Over 881,000 tests have been conducted throughout OC, which is home to roughly 3.2 million people. Some people, like medical workers, get tested numerous times. 

The Irvine Unified School District has invested more than $21 million in health and safety measures including air purification units, personal protective equipment and training for staff

The district’s 22,000 students returned to the classroom last Thursday — one of the first districts to do so — despite mounting opposition from some teachers who have expressed concern for the safety of students, colleagues and their families.
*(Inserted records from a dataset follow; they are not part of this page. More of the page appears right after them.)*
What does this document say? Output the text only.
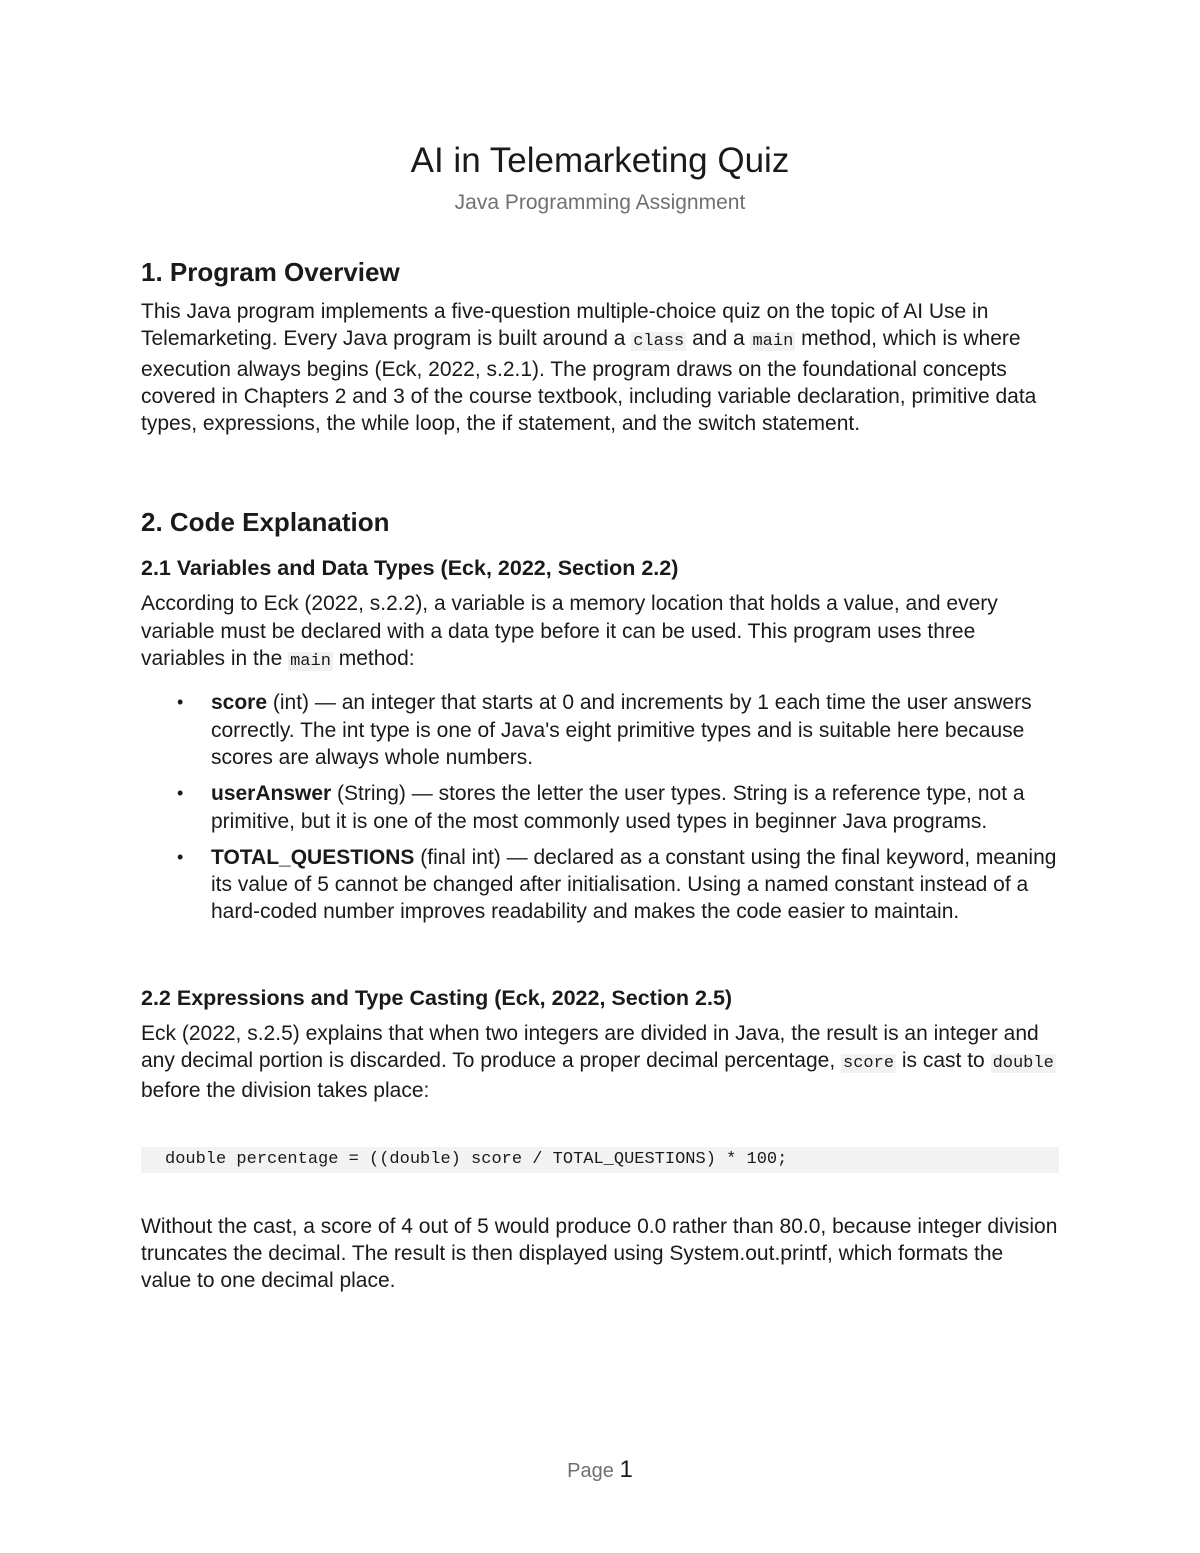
AI in Telemarketing Quiz
Java Programming Assignment
1. Program Overview

This Java program implements a five-question multiple-choice quiz on the topic of AI Use in Telemarketing. Every Java program is built around a class and a main method, which is where execution always begins (Eck, 2022, s.2.1). The program draws on the foundational concepts covered in Chapters 2 and 3 of the course textbook, including variable declaration, primitive data types, expressions, the while loop, the if statement, and the switch statement.

2. Code Explanation
2.1 Variables and Data Types (Eck, 2022, Section 2.2)

According to Eck (2022, s.2.2), a variable is a memory location that holds a value, and every variable must be declared with a data type before it can be used. This program uses three variables in the main method:

• score (int) — an integer that starts at 0 and increments by 1 each time the user answers correctly. The int type is one of Java's eight primitive types and is suitable here because scores are always whole numbers.
• userAnswer (String) — stores the letter the user types. String is a reference type, not a primitive, but it is one of the most commonly used types in beginner Java programs.
• TOTAL_QUESTIONS (final int) — declared as a constant using the final keyword, meaning its value of 5 cannot be changed after initialisation. Using a named constant instead of a hard-coded number improves readability and makes the code easier to maintain.
2.2 Expressions and Type Casting (Eck, 2022, Section 2.5)

Eck (2022, s.2.5) explains that when two integers are divided in Java, the result is an integer and any decimal portion is discarded. To produce a proper decimal percentage, score is cast to double before the division takes place:

double percentage = ((double) score / TOTAL_QUESTIONS) * 100;

Without the cast, a score of 4 out of 5 would produce 0.0 rather than 80.0, because integer division truncates the decimal. The result is then displayed using System.out.printf, which formats the value to one decimal place.

Page 1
Testing has been one of those concerns. 

Neither school districts or the county Health Care Agency are requiring testing. However, the Irvine Unified School District is doing optional free testing for its employees. An employee can get tested every two months or sooner if needed due to an exposure. There are also over 50 testing sites in the County that administer them for free.

“You really have to do testing up to twice a week in order to have testing provide a sustained significant benefit for any kind of group. Logistically that poses all kinds of issues,” Zahn said about mandating tests at school.

In the Los Angeles Unified School district, a negative coronavirus result will be an admission requirement to return to school in person. 

LA County’s virus website details outbreaks at schools, businesses, nursing homes and homeless shelters. 

Orange County isn’t doing any of that. 

State guidance recommends that if 5% of a school contracts the virus in a two-week period, it should be closed and districts will close completely if a quarter or more of their schools are shut down in a two-week period.